Throughout his time at Holy Cross High School, Murphy played baseball and football, forgoing the dry-land sports only in the summer to swim at the neighborhood pool in the inter-park swimming league.

Because Holy Cross lacked a swim team, Murphy focused on his other sports—to this day, he still considers his former football and baseball coach Frank Paris one of his top mentors.

“[Murphy] was of course a well-liked and popular student-athlete…. He was an outstanding athlete in both [football and baseball],” Paris recalls. “I think the things that set him apart from others was that he was very aggressive and tough, physically and mentally, and I think those were the qualities, along with being disciplined, that allowed him to make the most of his abilities.”

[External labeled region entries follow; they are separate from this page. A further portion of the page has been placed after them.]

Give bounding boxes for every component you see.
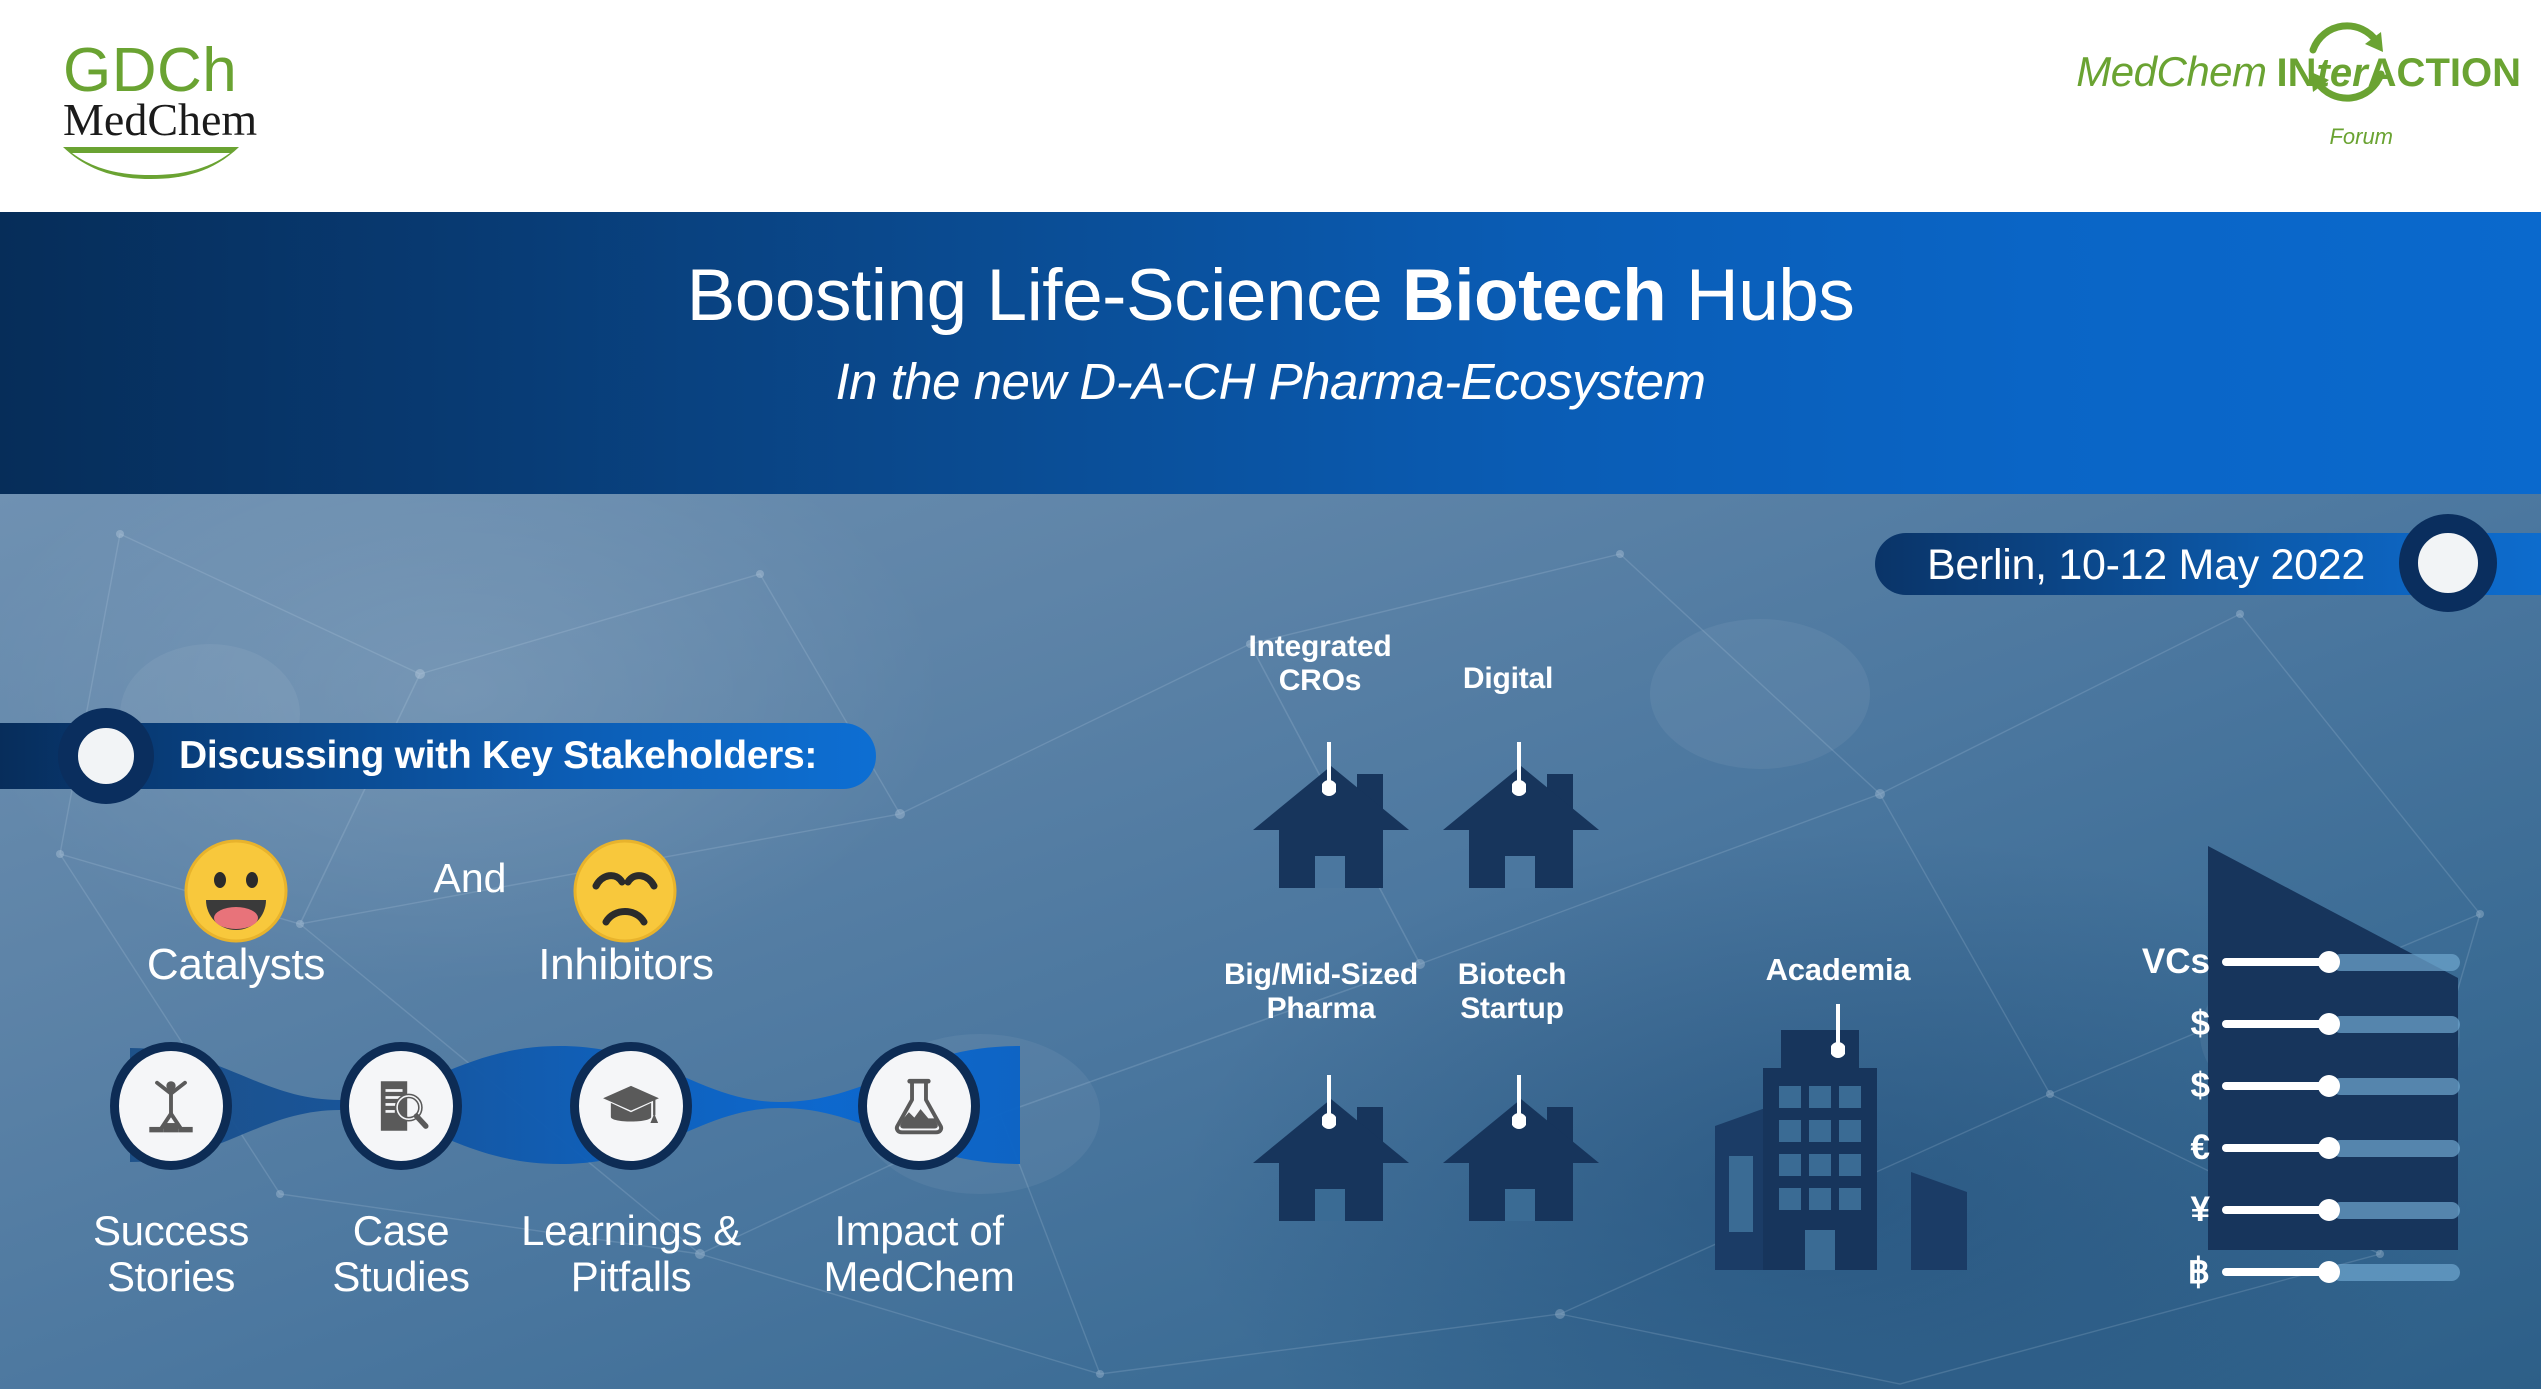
topic-label-impact-medchem: Impact of MedChem <box>769 1208 1069 1300</box>
vc-row-currency-0: $ <box>2130 1002 2530 1046</box>
vc-window-bar <box>2332 1078 2460 1095</box>
vc-stem <box>2222 1199 2402 1221</box>
vc-currency-label-bitcoin: ฿ <box>2130 1252 2222 1292</box>
vc-currency-label-yen: ¥ <box>2130 1190 2222 1230</box>
date-location-text: Berlin, 10-12 May 2022 <box>1927 536 2447 594</box>
grinning-face-emoji <box>181 836 291 946</box>
vc-currency-label-dollar-1: $ <box>2130 1004 2222 1044</box>
office-building-icon-academia <box>1715 1030 1967 1270</box>
gdch-logo-bottom: MedChem <box>63 97 283 143</box>
ecosystem-label-integrated-cros: Integrated CROs <box>1212 630 1428 697</box>
vc-window-bar <box>2332 1016 2460 1033</box>
header-bar: GDCh MedChem MedChem INterACTION Forum <box>0 0 2541 212</box>
logo-forum-word: Forum <box>2051 124 2521 150</box>
vc-currency-label-euro: € <box>2130 1128 2222 1168</box>
vc-stem <box>2222 1013 2402 1035</box>
vc-leader-knob-icon <box>2318 1137 2340 1159</box>
topic-node-learnings-pitfalls[interactable] <box>570 1042 692 1170</box>
pin-marker-pharma-icon <box>1322 1075 1336 1131</box>
inhibitors-label: Inhibitors <box>476 940 776 990</box>
vc-leader-knob-icon <box>2318 951 2340 973</box>
logo-medchem-word: MedChem <box>2076 48 2266 96</box>
topic-label-learnings-pitfalls: Learnings & Pitfalls <box>481 1208 781 1300</box>
vc-row-currency-1: $ <box>2130 1064 2530 1108</box>
ecosystem-label-biotech-startup: Biotech Startup <box>1404 958 1620 1025</box>
vc-window-bar <box>2332 1202 2460 1219</box>
page-subtitle: In the new D-A-CH Pharma-Ecosystem <box>0 352 2541 411</box>
medchem-interaction-forum-logo: MedChem INterACTION Forum <box>2051 48 2521 168</box>
vc-currency-label-dollar-2: $ <box>2130 1066 2222 1106</box>
ecosystem-label-academia: Academia <box>1711 953 1965 988</box>
stakeholders-badge-dot-icon <box>58 708 154 804</box>
logo-interaction-word: INterACTION <box>2277 51 2521 96</box>
topic-node-impact-medchem[interactable] <box>858 1042 980 1170</box>
erlenmeyer-flask-icon <box>888 1075 950 1137</box>
vc-title-label: VCs <box>2130 942 2222 982</box>
vc-stem <box>2222 1137 2402 1159</box>
vc-leader-knob-icon <box>2318 1199 2340 1221</box>
catalysts-label: Catalysts <box>86 940 386 990</box>
vc-stem <box>2222 1261 2402 1283</box>
pin-marker-startup-icon <box>1512 1075 1526 1131</box>
person-on-podium-icon <box>140 1075 202 1137</box>
vc-row-currency-3: ¥ <box>2130 1188 2530 1232</box>
vc-stem <box>2222 951 2402 973</box>
stakeholders-badge-text: Discussing with Key Stakeholders: <box>179 727 817 785</box>
vc-window-bar <box>2332 954 2460 971</box>
pin-marker-academia-icon <box>1831 1004 1845 1060</box>
page-title: Boosting Life-Science Biotech Hubs <box>0 254 2541 337</box>
graduation-cap-icon <box>600 1075 662 1137</box>
vc-window-bar <box>2332 1140 2460 1157</box>
and-connector-text: And <box>360 855 580 902</box>
vc-window-bar <box>2332 1264 2460 1281</box>
pin-marker-cros-icon <box>1322 742 1336 798</box>
vc-row-currency-4: ฿ <box>2130 1250 2530 1294</box>
vc-leader-knob-icon <box>2318 1261 2340 1283</box>
topic-node-case-studies[interactable] <box>340 1042 462 1170</box>
document-magnifier-icon <box>370 1075 432 1137</box>
pin-marker-digital-icon <box>1512 742 1526 798</box>
sad-face-emoji <box>570 836 680 946</box>
vc-leader-knob-icon <box>2318 1075 2340 1097</box>
vc-row-currency-2: € <box>2130 1126 2530 1170</box>
vc-list: VCs $ $ € <box>2130 940 2530 1312</box>
poster-root: GDCh MedChem MedChem INterACTION Forum B… <box>0 0 2541 1389</box>
vc-row-title: VCs <box>2130 940 2530 984</box>
smile-swoosh-icon <box>63 145 239 179</box>
vc-leader-knob-icon <box>2318 1013 2340 1035</box>
ecosystem-label-digital: Digital <box>1400 662 1616 696</box>
title-banner: Boosting Life-Science Biotech Hubs In th… <box>0 212 2541 494</box>
gdch-logo-top: GDCh <box>63 42 283 101</box>
gdch-medchem-logo: GDCh MedChem <box>63 42 283 167</box>
vc-stem <box>2222 1075 2402 1097</box>
topic-node-success-stories[interactable] <box>110 1042 232 1170</box>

Looking back at Murphy’s time at Holy Cross, Paris says that he is not surprised at Murphy’s current achievements.

“Most of what he’s accomplished is the direct result of the way he works and goes after his pursuits,” Paris says. “I saw it at the bat as a young man, so I’m sure that’s why he’s successful. I couldn’t be more proud of him.”

Since he only swam during his summers in high school, Murphy did not even consider going out for the swim team when he first enrolled at what was then West Chester State College.

However, after Murphy got cut from the West Chester baseball team, his summer league coach encouraged him to try out for the swim team. Murphy listened.

“I ended up swimming for all four years [of college], and while I was there, I was a re-introduced to the swimming world,” Murphy says. “There was a local national-caliber club, world-class coach there.”

Murphy dabbled in a medley of sports during college, trying out rugby, lacrosse, and boxing, winning three collegiate national titles at the club level. Thought he was not the fastest swimmer, Murphy stuck with the sport, eventually becoming the captain his senior year.